There is no supported way to accept traffic from hostnetworked routers via network policy in OVN-kubernetes, with both versions 4.7 and 4.6. The workaround regarding the addition of a label in the default namespace (https://docs.openshift.com/container-platform/4.6/post_installation_configuration/network-configuration.html) is an Openshift-SDN specific oddity and needs to be documented as such.  Therefore I am reassigning this bug to the Documentation team to fix. 

Note: There is an upstream enhancement targeting 4.8 -> https://github.com/openshift/enhancements/blob/master/enhancements/network/allow-from-router-networkpolicy.md  

Thanks, 
Andrew

Comment 4 Mike McKiernan 2021-02-19 21:57:07 UTC
Doc PR, PTAL: https://github.com/openshift/openshift-docs/pull/29633

Comment 21 Andrew Stoycos 2021-03-19 14:47:57 UTC
*** Bug 1937008 has been marked as a duplicate of this bug. ***

Comment 22 Andrew Stoycos 2021-04-01 19:45:41 UTC
Closing since this was fixed by https://github.com/openshift/openshift-docs/pull/29633

Comment 24 msi_bacalm 2021-04-02 08:06:45 UTC
This bug has been closed based on update in docs, while the original issue tracked here shall be closed when RFE will be implemented which was mention few comments back
>> Note: There is an upstream enhancement targeting 4.8 -> https://github.com/openshift/enhancements/blob/master/enhancements/network/allow-from-router-networkpolicy.md

Comment 27 msi_bacalm 2021-05-05 07:48:34 UTC
Additional comment from me would be:
RFE refers to routers pods running in host network. While the issue affects ALL types of pods running with host network.

Simple example:
1. Project A has pod-1(host network) and pod-2(pod network)
2. Project B has pod-1(pod network) which exposes service on port 443
3. Now I specify following network policy in project A
   'Allow all incoming traffic from project B'
4. Now when i try to access from pod-1.project-B(host network) using curl service from pod-1.project-A:443(pod network) it will NOT work
5. Now when i try to access from pod-2.project-B(pod network) using curl service from pod-1.project-A:443 it will work

What i am trying to say:
RFE refers only to routers while the issue is wider(OVN) so when this will be fixed in overall- not only for router pods ?
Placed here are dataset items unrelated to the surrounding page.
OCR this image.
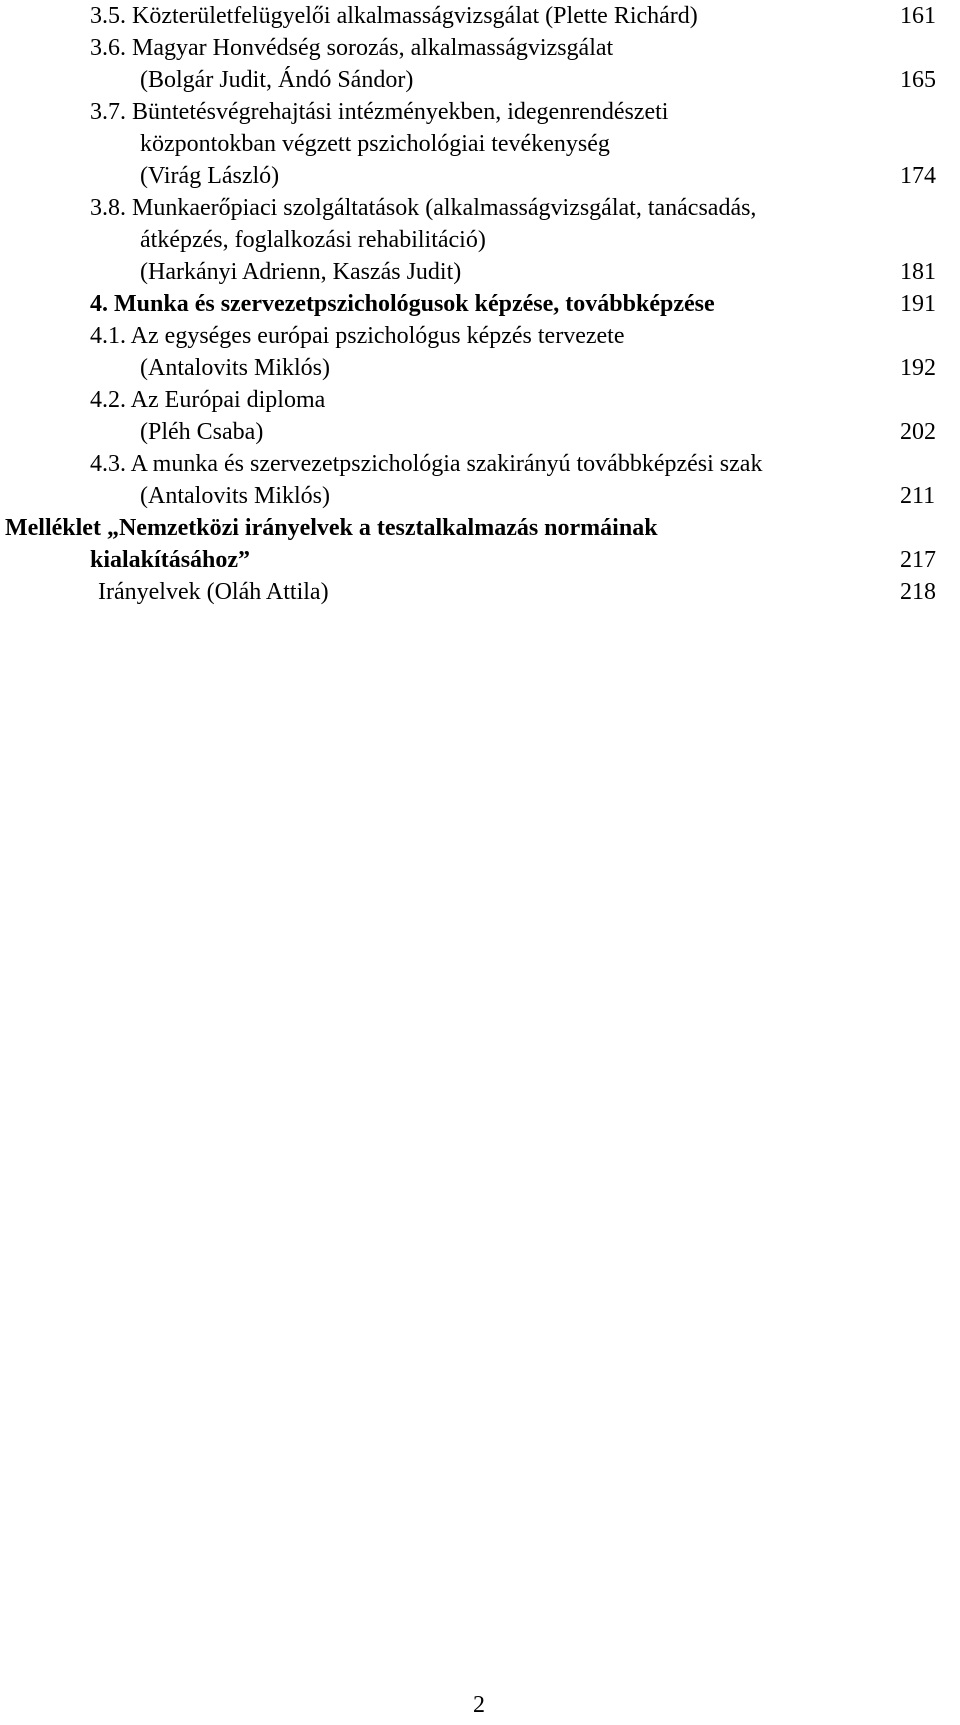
3.5. Közterületfelügyelői alkalmasságvizsgálat (Plette Richárd)	161
3.6. Magyar Honvédség sorozás, alkalmasságvizsgálat
(Bolgár Judit, Ándó Sándor)	165
3.7. Büntetésvégrehajtási intézményekben, idegenrendészeti
központokban végzett pszichológiai tevékenység
(Virág László)	174
3.8. Munkaerőpiaci szolgáltatások (alkalmasságvizsgálat, tanácsadás,
átképzés, foglalkozási rehabilitáció)
(Harkányi Adrienn, Kaszás Judit)	181
4. Munka és szervezetpszichológusok képzése, továbbképzése	191
4.1. Az egységes európai pszichológus képzés tervezete
(Antalovits Miklós)	192
4.2. Az Európai diploma
(Pléh Csaba)	202
4.3. A munka és szervezetpszichológia szakirányú továbbképzési szak
(Antalovits Miklós)	211
Melléklet „Nemzetközi irányelvek a tesztalkalmazás normáinak
kialakításához”	217
Irányelvek (Oláh Attila)	218
2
Comment 28 Aniket Bhat 2021-05-12 00:38:09 UTC
@mateusz.bacal you can use the solution implemented by the enhancement tracked here: https://github.com/openshift/enhancements/blob/master/enhancements/network/allow-from-router-networkpolicy.md to also allow traffic from host network.
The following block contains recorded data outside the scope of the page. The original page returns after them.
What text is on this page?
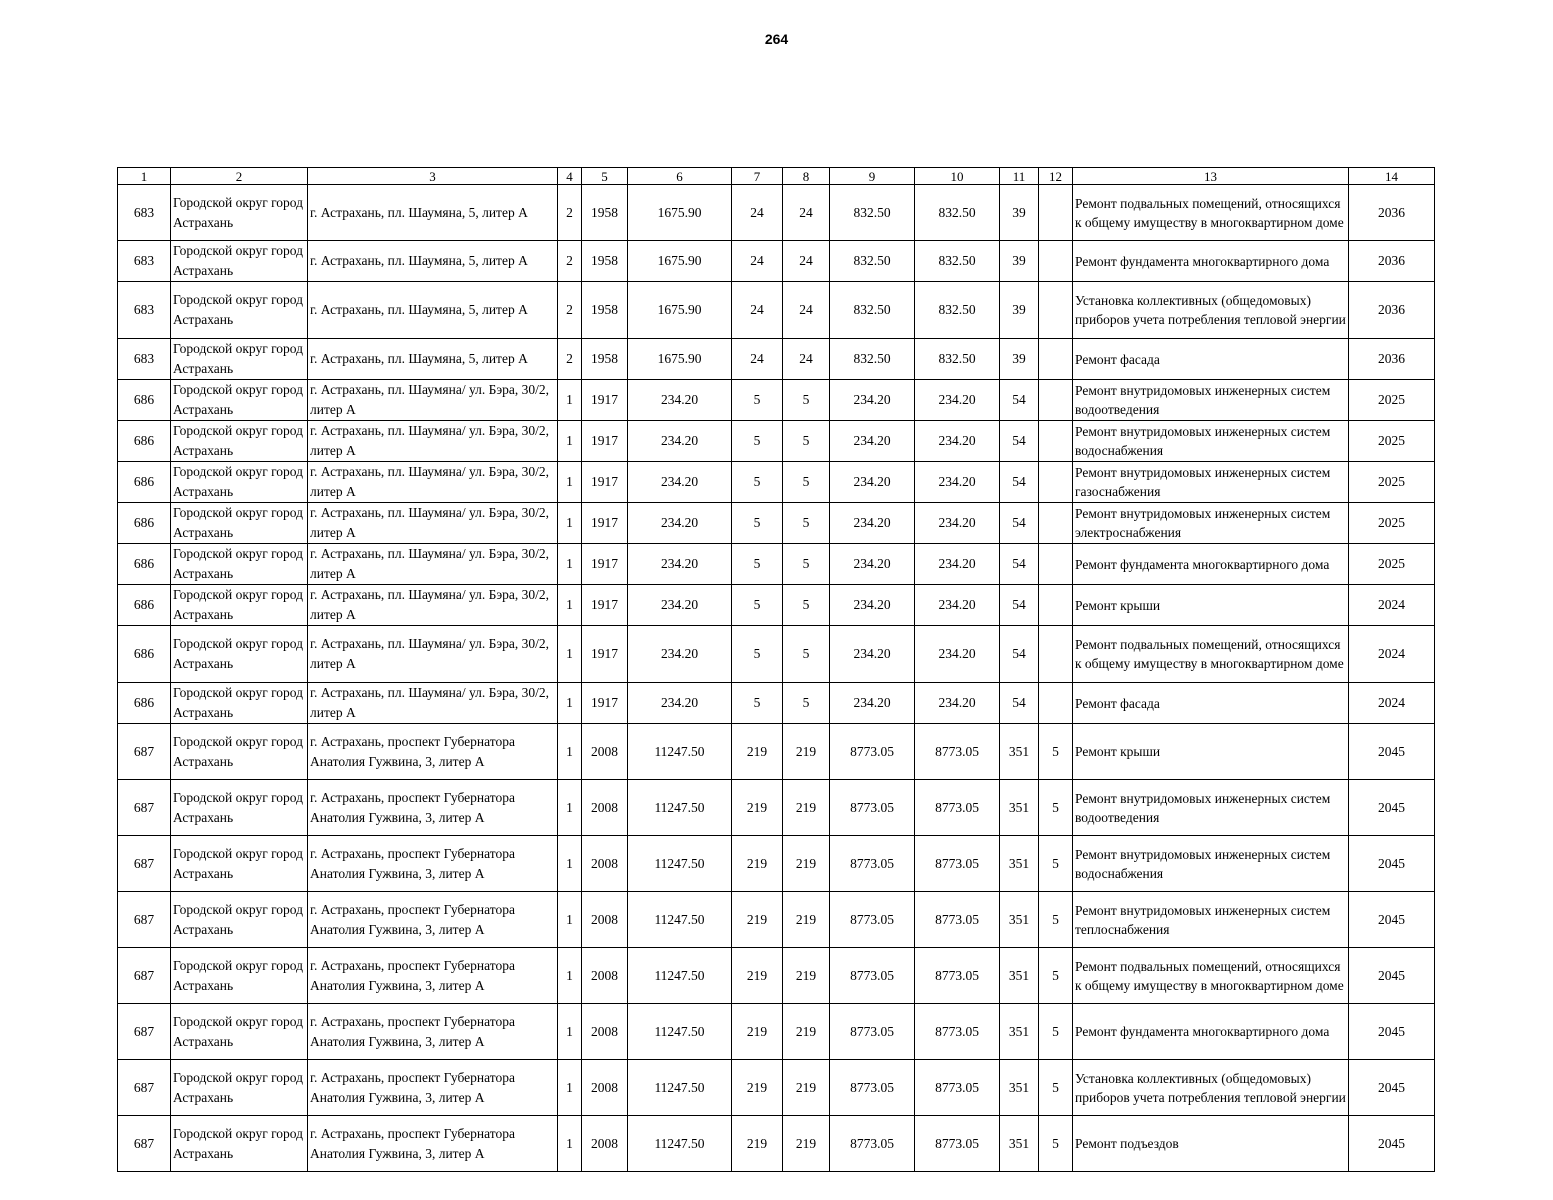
264
1	2	3	4	5	6	7	8	9	10	11	12	13	14
683	Городской округ город Астрахань	г. Астрахань, пл. Шаумяна, 5, литер А	2	1958	1675.90	24	24	832.50	832.50	39		Ремонт подвальных помещений, относящихся к общему имуществу в многоквартирном доме	2036
683	Городской округ город Астрахань	г. Астрахань, пл. Шаумяна, 5, литер А	2	1958	1675.90	24	24	832.50	832.50	39		Ремонт фундамента многоквартирного дома	2036
683	Городской округ город Астрахань	г. Астрахань, пл. Шаумяна, 5, литер А	2	1958	1675.90	24	24	832.50	832.50	39		Установка коллективных (общедомовых) приборов учета потребления тепловой энергии	2036
683	Городской округ город Астрахань	г. Астрахань, пл. Шаумяна, 5, литер А	2	1958	1675.90	24	24	832.50	832.50	39		Ремонт фасада	2036
686	Городской округ город Астрахань	г. Астрахань, пл. Шаумяна/ ул. Бэра, 30/2, литер А	1	1917	234.20	5	5	234.20	234.20	54		Ремонт внутридомовых инженерных систем водоотведения	2025
686	Городской округ город Астрахань	г. Астрахань, пл. Шаумяна/ ул. Бэра, 30/2, литер А	1	1917	234.20	5	5	234.20	234.20	54		Ремонт внутридомовых инженерных систем водоснабжения	2025
686	Городской округ город Астрахань	г. Астрахань, пл. Шаумяна/ ул. Бэра, 30/2, литер А	1	1917	234.20	5	5	234.20	234.20	54		Ремонт внутридомовых инженерных систем газоснабжения	2025
686	Городской округ город Астрахань	г. Астрахань, пл. Шаумяна/ ул. Бэра, 30/2, литер А	1	1917	234.20	5	5	234.20	234.20	54		Ремонт внутридомовых инженерных систем электроснабжения	2025
686	Городской округ город Астрахань	г. Астрахань, пл. Шаумяна/ ул. Бэра, 30/2, литер А	1	1917	234.20	5	5	234.20	234.20	54		Ремонт фундамента многоквартирного дома	2025
686	Городской округ город Астрахань	г. Астрахань, пл. Шаумяна/ ул. Бэра, 30/2, литер А	1	1917	234.20	5	5	234.20	234.20	54		Ремонт крыши	2024
686	Городской округ город Астрахань	г. Астрахань, пл. Шаумяна/ ул. Бэра, 30/2, литер А	1	1917	234.20	5	5	234.20	234.20	54		Ремонт подвальных помещений, относящихся к общему имуществу в многоквартирном доме	2024
686	Городской округ город Астрахань	г. Астрахань, пл. Шаумяна/ ул. Бэра, 30/2, литер А	1	1917	234.20	5	5	234.20	234.20	54		Ремонт фасада	2024
687	Городской округ город Астрахань	г. Астрахань, проспект Губернатора Анатолия Гужвина, 3, литер А	1	2008	11247.50	219	219	8773.05	8773.05	351	5	Ремонт крыши	2045
687	Городской округ город Астрахань	г. Астрахань, проспект Губернатора Анатолия Гужвина, 3, литер А	1	2008	11247.50	219	219	8773.05	8773.05	351	5	Ремонт внутридомовых инженерных систем водоотведения	2045
687	Городской округ город Астрахань	г. Астрахань, проспект Губернатора Анатолия Гужвина, 3, литер А	1	2008	11247.50	219	219	8773.05	8773.05	351	5	Ремонт внутридомовых инженерных систем водоснабжения	2045
687	Городской округ город Астрахань	г. Астрахань, проспект Губернатора Анатолия Гужвина, 3, литер А	1	2008	11247.50	219	219	8773.05	8773.05	351	5	Ремонт внутридомовых инженерных систем теплоснабжения	2045
687	Городской округ город Астрахань	г. Астрахань, проспект Губернатора Анатолия Гужвина, 3, литер А	1	2008	11247.50	219	219	8773.05	8773.05	351	5	Ремонт подвальных помещений, относящихся к общему имуществу в многоквартирном доме	2045
687	Городской округ город Астрахань	г. Астрахань, проспект Губернатора Анатолия Гужвина, 3, литер А	1	2008	11247.50	219	219	8773.05	8773.05	351	5	Ремонт фундамента многоквартирного дома	2045
687	Городской округ город Астрахань	г. Астрахань, проспект Губернатора Анатолия Гужвина, 3, литер А	1	2008	11247.50	219	219	8773.05	8773.05	351	5	Установка коллективных (общедомовых) приборов учета потребления тепловой энергии	2045
687	Городской округ город Астрахань	г. Астрахань, проспект Губернатора Анатолия Гужвина, 3, литер А	1	2008	11247.50	219	219	8773.05	8773.05	351	5	Ремонт подъездов	2045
You will have to create a policy that selects pods using label selector: policy-group.network.openshift.io/host-network: "". Note that this feature will get released in OCP 4.8 first and then find it's way through our backport process to 4.6.z.

Comment 29 Aniket Bhat 2021-05-12 15:28:24 UTC
This enhancement is implemented now in OCP 4.8 and will be available when the 4.8 release happens. For backport to 4.7.z and 4.6.z please track: https://bugzilla.redhat.com/show_bug.cgi?id=1942603 and https://bugzilla.redhat.com/show_bug.cgi?id=1942604 respectively.

Closing this bug.